When Mrs. Roberts arrived at the hospital that summer’s day in 2000, a blood clot was found in her right artery. She was catheterized and stents were inserted to keep the arteries open. “I have at least two,” she said. Afterward, Mrs. Roberts went through cardiac rehabilitation and learned about diet, lifestyle and exercise that could help reduce her heart disease risk and, ultimately, extend her life.
She joined a community exercise program and became diligent about watching her diet and taking medications. Although she and her husband ate fairly healthfully all along, she said, they are even more careful today.
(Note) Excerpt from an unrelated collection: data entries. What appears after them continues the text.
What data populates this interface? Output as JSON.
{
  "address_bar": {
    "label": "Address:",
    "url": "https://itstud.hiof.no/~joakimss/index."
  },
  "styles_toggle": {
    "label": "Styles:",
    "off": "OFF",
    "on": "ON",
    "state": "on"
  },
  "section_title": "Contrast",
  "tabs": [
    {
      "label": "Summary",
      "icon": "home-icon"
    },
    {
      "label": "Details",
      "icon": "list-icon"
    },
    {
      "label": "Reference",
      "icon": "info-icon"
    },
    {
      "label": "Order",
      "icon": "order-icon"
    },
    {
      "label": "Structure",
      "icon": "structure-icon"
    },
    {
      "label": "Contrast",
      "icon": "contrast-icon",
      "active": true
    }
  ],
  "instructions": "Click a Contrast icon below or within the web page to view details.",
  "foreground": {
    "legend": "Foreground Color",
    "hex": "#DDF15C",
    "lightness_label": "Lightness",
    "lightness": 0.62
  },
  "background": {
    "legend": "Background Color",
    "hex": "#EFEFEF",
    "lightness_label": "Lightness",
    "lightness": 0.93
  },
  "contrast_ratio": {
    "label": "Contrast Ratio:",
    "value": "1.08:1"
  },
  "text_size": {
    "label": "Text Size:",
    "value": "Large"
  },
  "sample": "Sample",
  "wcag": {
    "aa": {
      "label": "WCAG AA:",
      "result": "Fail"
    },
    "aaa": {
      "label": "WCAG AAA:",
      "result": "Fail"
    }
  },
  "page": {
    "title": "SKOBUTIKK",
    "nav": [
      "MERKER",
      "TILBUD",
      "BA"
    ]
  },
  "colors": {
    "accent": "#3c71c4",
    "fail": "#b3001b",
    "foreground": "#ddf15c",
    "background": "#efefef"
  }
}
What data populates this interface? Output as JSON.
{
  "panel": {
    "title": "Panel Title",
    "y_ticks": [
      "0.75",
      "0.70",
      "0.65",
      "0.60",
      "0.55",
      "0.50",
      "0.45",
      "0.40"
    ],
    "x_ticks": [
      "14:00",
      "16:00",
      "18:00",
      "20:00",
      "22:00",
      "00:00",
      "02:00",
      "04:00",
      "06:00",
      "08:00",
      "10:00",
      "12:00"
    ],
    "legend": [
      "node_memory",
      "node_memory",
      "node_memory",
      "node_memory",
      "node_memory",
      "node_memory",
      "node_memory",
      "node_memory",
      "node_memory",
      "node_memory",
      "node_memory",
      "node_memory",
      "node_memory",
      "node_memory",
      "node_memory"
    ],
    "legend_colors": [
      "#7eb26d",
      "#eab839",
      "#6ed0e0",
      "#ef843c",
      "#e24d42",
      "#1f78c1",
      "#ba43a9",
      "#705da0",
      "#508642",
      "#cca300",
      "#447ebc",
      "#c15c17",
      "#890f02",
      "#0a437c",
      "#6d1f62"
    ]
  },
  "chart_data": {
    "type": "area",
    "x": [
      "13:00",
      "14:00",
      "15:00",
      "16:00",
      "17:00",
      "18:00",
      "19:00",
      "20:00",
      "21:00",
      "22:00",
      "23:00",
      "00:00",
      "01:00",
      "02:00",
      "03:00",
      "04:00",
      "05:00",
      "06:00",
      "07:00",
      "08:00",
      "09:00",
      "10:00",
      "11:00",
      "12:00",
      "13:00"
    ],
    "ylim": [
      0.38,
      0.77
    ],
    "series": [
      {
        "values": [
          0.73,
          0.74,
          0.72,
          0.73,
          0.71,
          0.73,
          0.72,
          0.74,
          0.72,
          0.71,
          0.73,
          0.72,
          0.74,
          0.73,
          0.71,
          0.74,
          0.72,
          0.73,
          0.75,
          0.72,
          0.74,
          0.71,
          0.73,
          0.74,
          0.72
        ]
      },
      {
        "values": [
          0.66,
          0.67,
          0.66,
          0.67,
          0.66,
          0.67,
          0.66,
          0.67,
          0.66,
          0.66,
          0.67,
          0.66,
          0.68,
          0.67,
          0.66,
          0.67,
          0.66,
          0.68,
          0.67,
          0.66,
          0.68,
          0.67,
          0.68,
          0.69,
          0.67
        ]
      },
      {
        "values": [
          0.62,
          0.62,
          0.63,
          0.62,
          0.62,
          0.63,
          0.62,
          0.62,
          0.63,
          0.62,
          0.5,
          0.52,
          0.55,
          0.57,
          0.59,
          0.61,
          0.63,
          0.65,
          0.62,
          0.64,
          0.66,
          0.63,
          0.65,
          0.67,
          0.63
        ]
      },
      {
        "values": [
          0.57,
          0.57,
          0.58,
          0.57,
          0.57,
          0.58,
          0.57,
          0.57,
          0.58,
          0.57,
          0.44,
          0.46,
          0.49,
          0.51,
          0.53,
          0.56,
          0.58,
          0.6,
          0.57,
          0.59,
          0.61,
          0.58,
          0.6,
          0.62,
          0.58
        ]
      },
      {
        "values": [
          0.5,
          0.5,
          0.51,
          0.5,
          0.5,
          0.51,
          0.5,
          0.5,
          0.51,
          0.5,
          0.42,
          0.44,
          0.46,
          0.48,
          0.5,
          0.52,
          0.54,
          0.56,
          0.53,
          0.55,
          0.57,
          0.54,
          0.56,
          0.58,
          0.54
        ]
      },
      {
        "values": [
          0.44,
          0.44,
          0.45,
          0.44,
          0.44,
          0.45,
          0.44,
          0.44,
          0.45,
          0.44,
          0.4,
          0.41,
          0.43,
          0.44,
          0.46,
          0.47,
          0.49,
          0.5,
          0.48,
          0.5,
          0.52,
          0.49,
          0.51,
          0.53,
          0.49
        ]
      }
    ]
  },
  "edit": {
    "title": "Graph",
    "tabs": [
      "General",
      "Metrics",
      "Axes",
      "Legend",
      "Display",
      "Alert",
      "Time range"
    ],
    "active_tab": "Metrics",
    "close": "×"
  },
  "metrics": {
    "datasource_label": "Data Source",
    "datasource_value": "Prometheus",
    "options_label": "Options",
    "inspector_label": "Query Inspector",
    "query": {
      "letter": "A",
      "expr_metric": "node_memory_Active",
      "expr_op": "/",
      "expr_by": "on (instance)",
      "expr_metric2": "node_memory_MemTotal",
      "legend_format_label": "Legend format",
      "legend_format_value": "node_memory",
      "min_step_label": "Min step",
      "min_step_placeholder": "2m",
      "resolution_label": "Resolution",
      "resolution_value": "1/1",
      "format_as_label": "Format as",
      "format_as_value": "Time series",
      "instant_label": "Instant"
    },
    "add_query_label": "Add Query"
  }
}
A smoker for 37 years though not heavily Mrs. Roberts quit eight years before her heart attack. She gives some credit to this decision for her survival.
Mrs. Roberts acknowledged that she should have paid attention to risks and symptoms. “I have a history of family with heart attacks,” she said shaking her head slowly. “Women and men on my paternal side died of heart attacks. “I learned a very big lesson; it’s not just an old person’s disease; it’s not just a man’s disease.”